Taking forward a proposal made in the Union Budget, market regulator Sebi today came out with draft guidelines for Infrastructure Investment Trusts (InvITs) which will enable creation of a new investment product for arranging long-term financing for infrastructure projects. These InvITs can be listed on the stock exchanges, will get tax benefits and will invest the funds collected from investors in infrastructure projects, including PPP (Public Private Partnership).
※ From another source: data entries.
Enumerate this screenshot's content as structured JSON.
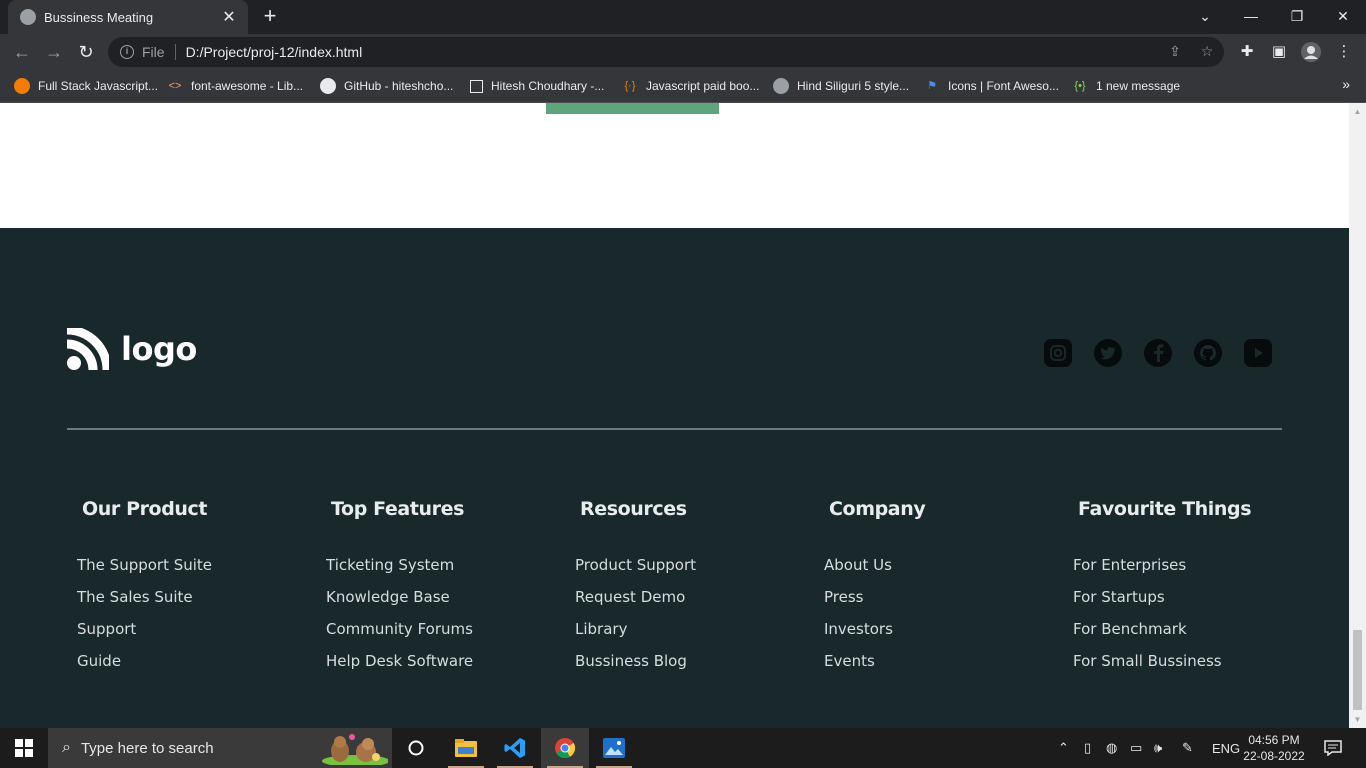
{
  "browser": {
    "tab_title": "Bussiness Meating",
    "url_scheme": "File",
    "url": "D:/Project/proj-12/index.html",
    "bookmarks": [
      {
        "label": "Full Stack Javascript...",
        "icon": "orange-circle-icon"
      },
      {
        "label": "font-awesome - Lib...",
        "icon": "code-brackets-icon"
      },
      {
        "label": "GitHub - hiteshcho...",
        "icon": "github-icon"
      },
      {
        "label": "Hitesh Choudhary -...",
        "icon": "square-icon"
      },
      {
        "label": "Javascript paid boo...",
        "icon": "curly-braces-icon"
      },
      {
        "label": "Hind Siliguri 5 style...",
        "icon": "globe-icon"
      },
      {
        "label": "Icons | Font Aweso...",
        "icon": "flag-icon"
      },
      {
        "label": "1 new message",
        "icon": "chat-braces-icon"
      }
    ]
  },
  "footer": {
    "logo_text": "logo",
    "socials": [
      "instagram-icon",
      "twitter-icon",
      "facebook-icon",
      "github-icon",
      "youtube-icon"
    ],
    "columns": [
      {
        "heading": "Our Product",
        "links": [
          "The Support Suite",
          "The Sales Suite",
          "Support",
          "Guide"
        ]
      },
      {
        "heading": "Top Features",
        "links": [
          "Ticketing System",
          "Knowledge Base",
          "Community Forums",
          "Help Desk Software"
        ]
      },
      {
        "heading": "Resources",
        "links": [
          "Product Support",
          "Request Demo",
          "Library",
          "Bussiness Blog"
        ]
      },
      {
        "heading": "Company",
        "links": [
          "About Us",
          "Press",
          "Investors",
          "Events"
        ]
      },
      {
        "heading": "Favourite Things",
        "links": [
          "For Enterprises",
          "For Startups",
          "For Benchmark",
          "For Small Bussiness"
        ]
      }
    ],
    "colors": {
      "background": "#19292b",
      "accent": "#5ea57e"
    }
  },
  "taskbar": {
    "search_placeholder": "Type here to search",
    "language": "ENG",
    "time": "04:56 PM",
    "date": "22-08-2022"
  }
}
As per the draft regulations, on which Sebi has sought public comments till July 24, the listing shall be mandatory for both publicly offered and privately placed InvITs. “An InvIT prior to making an offer of units, either through public issue or private placement, may have strategic investors such as banks, international multilateral financial institutions, FPIs including sovereign wealth funds, which together invest not less than 5 per cent of the size of the InvIT or such amount as may be specified by Sebi,” the regulator said.
“The proposed holding of an InvIT in the underlying assets shall be not less than Rs 500 crore and the offer size of the InvIT shall not be less then Rs 250 crore at the time of initial offer of units. The aggregate consolidated borrowing of the InvIT and the underlying SPVs shall never exceed 49 percent of the value of InvIT assets.
However, this may exclude any debt infused by the InvIT in the underlying SPV. “Further, for any borrowing exceeding 25 per cent of the value of InvIT assets, requirement of credit rating and unit holders approval has been made mandatory,” Sebi said. Sebi had come out with a consultation paper onInvITs in December last year, on which comments were sought till January 20, 2014.